In comparison with WMK, our protocol is about 4–5x slower when running AES and DES over the LAN. However, for input/output intensive applications like Compare and Hamming, the overall performance of our protocol is very close, and can even be 30–80% faster than WMK, especially in the WAN setting.

Fig. 10.
figure 10

Applications performance. (Measurements are averaged over 10 executions. The numbers don’t include the setup cost, i.e., for the base OTs and ZK proof of Step 5b.)

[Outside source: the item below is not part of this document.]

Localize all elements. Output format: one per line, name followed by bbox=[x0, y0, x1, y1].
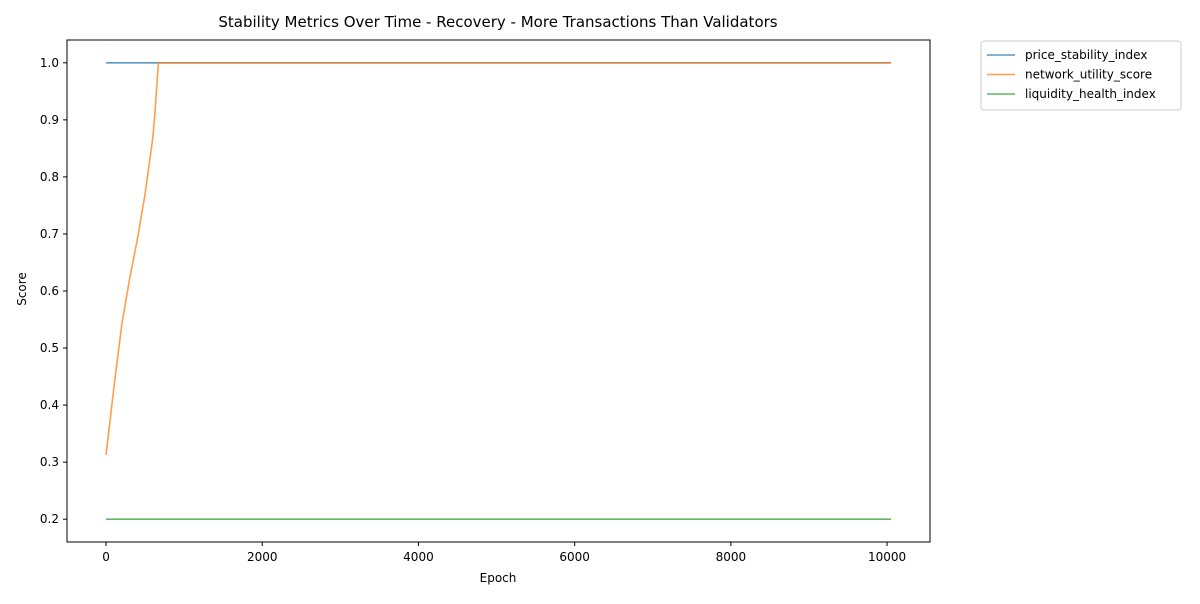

Cut-and-Choose Larger Circuit Components. We used AES as an example application to study the potential benefit of JIMU’s support of cut-and-choosing larger circuit components. We adopted the strategy of Huang et al. [19] with which the only components using non-XOR gates are SubBytes (each has 34 ANDs if Boyar and Peralta’s SubByte circuit is used [6]). We compared the approach where SubBytes are the basic unit of cut-and-choose with that of cut-and-choosing individual ANDs. Figure 11 shows the detailed comparison on how the protocol parameters and performance are affected by increasing the size of basic cut-and-choose units. For running the same application (a column of Fig. 11), cut-and-choosing SubBytes may require using larger B than cut-and-choosing ANDs because N will be 34x smaller. However, much overhead for enabling wire-soldering can be saved for all internal wire connections. We observe 45%–60% savings in time and 50%–60% savings in bandwidth when SubBytes are treated as the basic cut-and-choose units while the savings increase as the number of AES circuits involved in the application increases.

Fig. 11.
figure 11

Benefits of cut-and-choosing larger components.